8. Support for Comprehensive and Holistic HIV and AIDS Care Services: There is need to support the strengthening of health systems to deliver comprehensive and holistic HIV care services through novel approaches such as task shifting and strengthened linkages and referral systems.
9. Effective Behaviour Change Communications Programmes: Whilst the national response to HIV and IDS has scaled up significantly, behaviour change towards risky behaviours in the population remains a challenge. As studies indicate slight decline in the number of new infections among young women, there is a great need to strengthen and expand prevention, especially behaviour change activities focusing on the youth. Implementation of behaviour change communication strategies has not made significant positive impacts as yet and support is required at this level.

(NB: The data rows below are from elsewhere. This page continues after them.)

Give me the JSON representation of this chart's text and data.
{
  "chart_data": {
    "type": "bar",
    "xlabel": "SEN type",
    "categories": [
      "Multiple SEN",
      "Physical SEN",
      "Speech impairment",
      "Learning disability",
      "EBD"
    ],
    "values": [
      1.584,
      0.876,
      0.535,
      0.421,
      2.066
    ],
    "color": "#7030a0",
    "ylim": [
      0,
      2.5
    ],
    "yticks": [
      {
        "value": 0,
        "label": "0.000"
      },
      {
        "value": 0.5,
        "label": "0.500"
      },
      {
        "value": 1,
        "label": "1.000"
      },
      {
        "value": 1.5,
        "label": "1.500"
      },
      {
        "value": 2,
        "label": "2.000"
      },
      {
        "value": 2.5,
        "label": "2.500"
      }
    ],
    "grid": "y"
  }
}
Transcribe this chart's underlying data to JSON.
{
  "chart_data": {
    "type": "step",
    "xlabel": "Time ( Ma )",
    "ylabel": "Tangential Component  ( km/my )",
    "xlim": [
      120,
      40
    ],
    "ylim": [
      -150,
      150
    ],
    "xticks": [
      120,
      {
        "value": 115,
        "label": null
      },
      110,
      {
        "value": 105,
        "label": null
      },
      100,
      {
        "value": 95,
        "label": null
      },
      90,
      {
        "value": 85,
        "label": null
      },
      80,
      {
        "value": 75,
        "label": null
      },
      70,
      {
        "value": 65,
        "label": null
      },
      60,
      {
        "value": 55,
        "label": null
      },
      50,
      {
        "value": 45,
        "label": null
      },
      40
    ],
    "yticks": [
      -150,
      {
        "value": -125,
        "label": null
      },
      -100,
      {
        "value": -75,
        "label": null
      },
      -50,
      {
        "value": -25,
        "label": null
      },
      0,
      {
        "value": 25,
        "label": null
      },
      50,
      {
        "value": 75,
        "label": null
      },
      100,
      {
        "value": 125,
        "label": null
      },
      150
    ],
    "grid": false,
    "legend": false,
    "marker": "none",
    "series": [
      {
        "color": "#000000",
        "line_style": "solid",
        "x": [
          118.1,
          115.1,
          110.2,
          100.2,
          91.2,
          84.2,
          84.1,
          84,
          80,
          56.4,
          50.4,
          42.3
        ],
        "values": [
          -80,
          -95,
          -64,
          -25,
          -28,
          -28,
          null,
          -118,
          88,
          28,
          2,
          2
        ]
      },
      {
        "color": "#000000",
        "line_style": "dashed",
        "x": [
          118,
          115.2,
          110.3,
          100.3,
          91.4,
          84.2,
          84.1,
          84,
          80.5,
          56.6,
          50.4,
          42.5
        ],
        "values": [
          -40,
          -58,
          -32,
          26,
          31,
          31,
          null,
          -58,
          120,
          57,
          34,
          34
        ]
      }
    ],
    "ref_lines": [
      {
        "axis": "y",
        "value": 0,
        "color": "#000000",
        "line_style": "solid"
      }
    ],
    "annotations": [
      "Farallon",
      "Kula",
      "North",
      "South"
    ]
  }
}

10. Voluntary Counselling and Testing and Prevention of Mother to Child Transmission: HIV prevalence continues to be a national challenge and so does the need. While the current approach of provider-initiated HIV testing and counselling is a positive strategy to increase the number of people who know their HIV status and eventually properly cared for and supported, there is need for support for a more aggressive sensitization campaigns for people to go for testing.